Laduni.ID, Jakarta – Prof. KH. Ibrahim Hosen, LML adalah ulama fikih Indonesia yang lahir pada 1 Januari 1917 di Tanjung Agung, Bengkulu. Beliau merupakan anak dari pasangan KH Hosen, seorang ulama dan saudagar berdarah bugis dengan Siti Zawiyah, seorang perempuan shaleha berdarah ningrat Kerajaan Salebar, Bengkulu.

Kiai Ibrahim dikenal sebagai sosok pemikir yang hebat dalam bidang fikih, hal tersebut tak lepas dari peran guru yang membentuknya. Kiai Ibrahim memulai pendidikannya di Madrasah Al-Sagaf, Singapura (Lembaga Pendidikan tingkat Ibtidaiyah). Lalu melanjutkan Pendidikan di Mu’awanatul Khaer ArabischeSchool (MAS) di Tanjung Karang yang didirikan orang tuanya.

Pada 1932, Kiai Ibrahim melanjutkan sekolahnya di Teluk Batang. Di luar kegiatan belajar di sekolah, Kiai Ibrahim selalu menyempatkan diri belajar agama dan Bahasa Arab kepada Kiai Nawawi, seorang ulama besar yang pernah mengajar di Mekkah.

Diantara guru-guru beliau adalah KH Abdul Latief Cibeber, Sayyid Ahmad Al-Segaf (Jameat Al-Khaer Tanah Abang), KH TB. Sholeh Makmun (Syekh Makmun Al-Khusairi), KH Abbas Djamil Buntet, Sayyid Ahmad Al-Segaf Solo, Sayyid Muhsin Al-Segaf (kakak Sayyid Ahmad Al-Segaf Solo), KH Sanusi Gunung Puyuh, dan pada tahun 1955 beliau menuntut ilmu di Universitas Al-Azhar Mesir.

Dari ilmu yang diterimanya itulah Kiai Ibrahim menjadi seorang ahli fikih, bahkan pada 1970 beliau mengusulkan adanya sebuah majelis ulama yang diperuntukkan sebagai wadah ijtihad kolektif. Maka lahirlah Majelis Ulama Indonesia (MUI)pada 17 Rajab 1395 Hijriah atau 26 Juli 1975 Masehi di Jakarta, Indonesia. Kala itu, jabatan Ketua Umum diduduki oleh Prof. DR. H. Abdul Malik Karim Amrullah atau sering dikenal dengan nama Buya Hamka. Sedangkan Kiai Ibrahim menjabat sebagai Ketua Komisi Fatwa MUI kedua menggantikan KH A. Syukri Ghazali.

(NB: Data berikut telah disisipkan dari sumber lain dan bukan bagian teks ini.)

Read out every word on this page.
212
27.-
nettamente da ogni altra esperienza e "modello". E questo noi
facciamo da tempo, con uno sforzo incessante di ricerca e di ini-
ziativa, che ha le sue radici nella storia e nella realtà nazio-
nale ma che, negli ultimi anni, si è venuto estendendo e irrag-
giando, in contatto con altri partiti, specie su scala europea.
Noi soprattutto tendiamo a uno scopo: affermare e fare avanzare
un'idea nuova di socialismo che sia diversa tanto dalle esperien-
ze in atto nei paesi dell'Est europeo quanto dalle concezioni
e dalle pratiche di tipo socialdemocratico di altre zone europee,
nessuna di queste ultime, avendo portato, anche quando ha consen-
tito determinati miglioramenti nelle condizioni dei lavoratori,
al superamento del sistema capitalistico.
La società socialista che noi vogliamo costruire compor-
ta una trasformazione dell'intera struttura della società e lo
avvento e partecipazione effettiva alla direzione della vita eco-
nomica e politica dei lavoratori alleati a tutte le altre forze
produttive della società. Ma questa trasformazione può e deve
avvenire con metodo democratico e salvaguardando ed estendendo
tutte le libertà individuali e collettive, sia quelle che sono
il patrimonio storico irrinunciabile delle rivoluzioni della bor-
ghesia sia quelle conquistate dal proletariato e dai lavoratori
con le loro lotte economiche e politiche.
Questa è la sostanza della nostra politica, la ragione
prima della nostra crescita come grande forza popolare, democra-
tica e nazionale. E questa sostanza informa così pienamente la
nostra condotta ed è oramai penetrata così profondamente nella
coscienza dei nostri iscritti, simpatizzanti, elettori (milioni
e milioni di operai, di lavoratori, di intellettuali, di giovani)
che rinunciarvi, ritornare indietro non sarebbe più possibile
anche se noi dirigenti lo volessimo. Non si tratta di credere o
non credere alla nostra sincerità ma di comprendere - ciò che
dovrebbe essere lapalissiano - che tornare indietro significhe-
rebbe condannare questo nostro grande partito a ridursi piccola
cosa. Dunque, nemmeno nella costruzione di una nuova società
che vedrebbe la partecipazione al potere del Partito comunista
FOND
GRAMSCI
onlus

Beberapa ijtihad beliau yang pada saat itu dinilai kontroversi adalah membolehkan KB, membolehkan hakim perempuan, dan menyatakan bahwa Sumbangan Dana Sosial Berhadiah (SDSB) bukanlah maisir (judi).

Walau dinilai kontroversial, Kiai Ibrahim tidak asal mengeluarkan fatwa tanpa pondasi metodologi yang kuat. Salah satu kalam beliau yang terkenal ialah, “Kebenaran ilmiah harus ditegakkan.” Walau sering mendapat cemoohan dari berbagai pihak, Kiai Ibrahim selalu menjawab cemoohan itu dengan akademis.

Kiai Ibrahim juga memprakarsai atas berdirinya Institut Ilmu Al-Qur’an (IIQ) Jakarta yang didirikan pada 1 April 1977 oleh Yayasan Affan. Dengan berdirinya IIQ Jakarta tersebut, lengkap sudah keinginan beliau agar Indonesia memiliki perguruan tinggi yang khusus mengkaji ilmu-ilmu Al-Qur’an.

Lokasi Makam

Kiai Ibrahim wafat pada 7 November 2001/21 Sya’ban 1422 H di usia 84 tahun, beliau dimakamkan di Komplek Pemakaman UIN Syarif Hidayatullah Jakarta, Ciputat, Tangerang Selatan.